Scopri l’arte giapponese del Kumihimo, l’intreccio decorativo dei braccialetti. Un’attività perfetta per bambini: stimola manualità, creatività e attenzione.
Tra le tante arti tradizionali giapponesi che si prestano a essere proposte ai bambini, il Kumihimo (組紐) è forse una delle più sorprendenti. Il termine significa letteralmente “fili intrecciati”, e si riferisce a una tecnica raffinata usata per secoli in Giappone per creare cordoni, lacci, bracciali e decorazioni tessili. Oggi questa pratica può diventare anche un’attività educativa e creativa: intrecciando i fili, si imparano anche la calma, il ritmo e il gusto per ciò che è armonioso.
Un’arte antica, da riscoprire insieme
Il Kumihimo ha origini antichissime: veniva già utilizzato nel periodo Nara (VIII secolo) per ornare abiti cerimoniali, armature dei samurai e oggetti religiosi. Nei secoli, gli intrecci si sono evoluti in forme sempre più complesse, realizzati a mano con l’aiuto di strumenti come il marudai (un supporto circolare in legno) o il più semplice disk di cartone, facilmente adattabile per un uso didattico.
Nel mondo contemporaneo, il Kumihimo è tornato alla ribalta anche in chiave educativa: la sua struttura ripetitiva e ordinata, il gioco tra mani e colori, lo rendono adatto a laboratori scolastici, momenti di gruppo e attività individuali – anche per bambini con DSA o bisogni educativi speciali.
Kumihimo per bambini: concentrazione che rilassa
Proporre il Kumihimo a bambini dai 6 anni in su è un modo semplice ed efficace per stimolare:
- coordinazione motoria fine,
- attenzione al ritmo e alla sequenza,
- percezione visiva dei colori e delle simmetrie,
- pazienza e soddisfazione del risultato finale.
Chi lavora nel mondo dell’educazione inclusiva ha osservato che, per alcuni bambini con difficoltà di attenzione o disturbi specifici dell’apprendimento, il movimento ripetitivo degli intrecci può avere un effetto calmante e regolativo, favorendo un tempo di concentrazione prolungata.
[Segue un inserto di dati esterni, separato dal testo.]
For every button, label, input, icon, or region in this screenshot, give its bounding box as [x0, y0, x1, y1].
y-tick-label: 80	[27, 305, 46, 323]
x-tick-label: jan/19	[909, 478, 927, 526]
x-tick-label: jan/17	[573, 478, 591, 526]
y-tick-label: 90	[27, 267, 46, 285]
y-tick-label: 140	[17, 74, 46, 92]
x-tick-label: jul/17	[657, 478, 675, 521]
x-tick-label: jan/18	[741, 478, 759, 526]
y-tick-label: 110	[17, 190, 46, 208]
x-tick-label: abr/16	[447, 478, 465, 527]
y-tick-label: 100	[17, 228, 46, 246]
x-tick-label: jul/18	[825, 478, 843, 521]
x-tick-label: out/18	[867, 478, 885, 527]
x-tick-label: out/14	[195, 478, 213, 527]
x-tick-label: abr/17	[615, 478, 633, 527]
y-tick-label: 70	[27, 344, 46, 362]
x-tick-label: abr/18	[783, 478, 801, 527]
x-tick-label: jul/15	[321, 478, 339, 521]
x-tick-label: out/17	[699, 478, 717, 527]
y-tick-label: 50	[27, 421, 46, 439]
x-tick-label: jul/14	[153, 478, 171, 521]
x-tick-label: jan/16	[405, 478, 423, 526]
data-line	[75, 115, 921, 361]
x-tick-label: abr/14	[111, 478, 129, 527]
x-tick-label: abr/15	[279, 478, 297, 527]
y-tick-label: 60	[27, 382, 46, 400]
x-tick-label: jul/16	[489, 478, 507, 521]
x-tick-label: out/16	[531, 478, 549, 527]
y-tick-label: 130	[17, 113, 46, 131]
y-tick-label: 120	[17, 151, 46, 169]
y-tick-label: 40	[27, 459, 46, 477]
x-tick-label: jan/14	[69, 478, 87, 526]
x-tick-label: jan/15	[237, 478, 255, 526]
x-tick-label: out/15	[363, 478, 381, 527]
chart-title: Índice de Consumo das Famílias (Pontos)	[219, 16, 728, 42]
Naturalmente è importante adattare la durata e la complessità dell’attività in base all’età e ai bisogni del gruppo.
Come realizzare braccialetti per bambini con la tecnica Kumihimo a casa o a scuola
Per cominciare servono pochi materiali:
- un disco circolare in cartone o foam, con 8 o più tagli laterali,
- 7 o 8 fili colorati di cotone o lana (di circa 60-70 cm),
- un po’ di pazienza… e la voglia di creare!
Una volta sistemati i fili nei tagli e lasciato un foro centrale per farli passare, il bambino dovrà compiere una sequenza semplice e ripetitiva (spostando il filo ogni 3 posizioni, in senso orario). Dopo pochi minuti, vedrà apparire il cordoncino intrecciato, come per magia.

La bellezza del Kumihimo è che si può personalizzare facilmente:
- scegliendo i colori in base alle stagioni, alle emozioni o alle festività;
- usandolo per creare regali fatti a mano, biglietti con fiocchi o portachiavi;
- abbinandolo ad altre attività legate alla cultura giapponese (origami, haiku, furoshiki).
Un consiglio per cominciare
Per i più piccoli o per chi si approccia per la prima volta, può essere utile stampare un disco già pronto, da ritagliare e colorare, con numeri o frecce guida. Nei laboratori, si può accompagnare l’attività con una breve storia illustrata.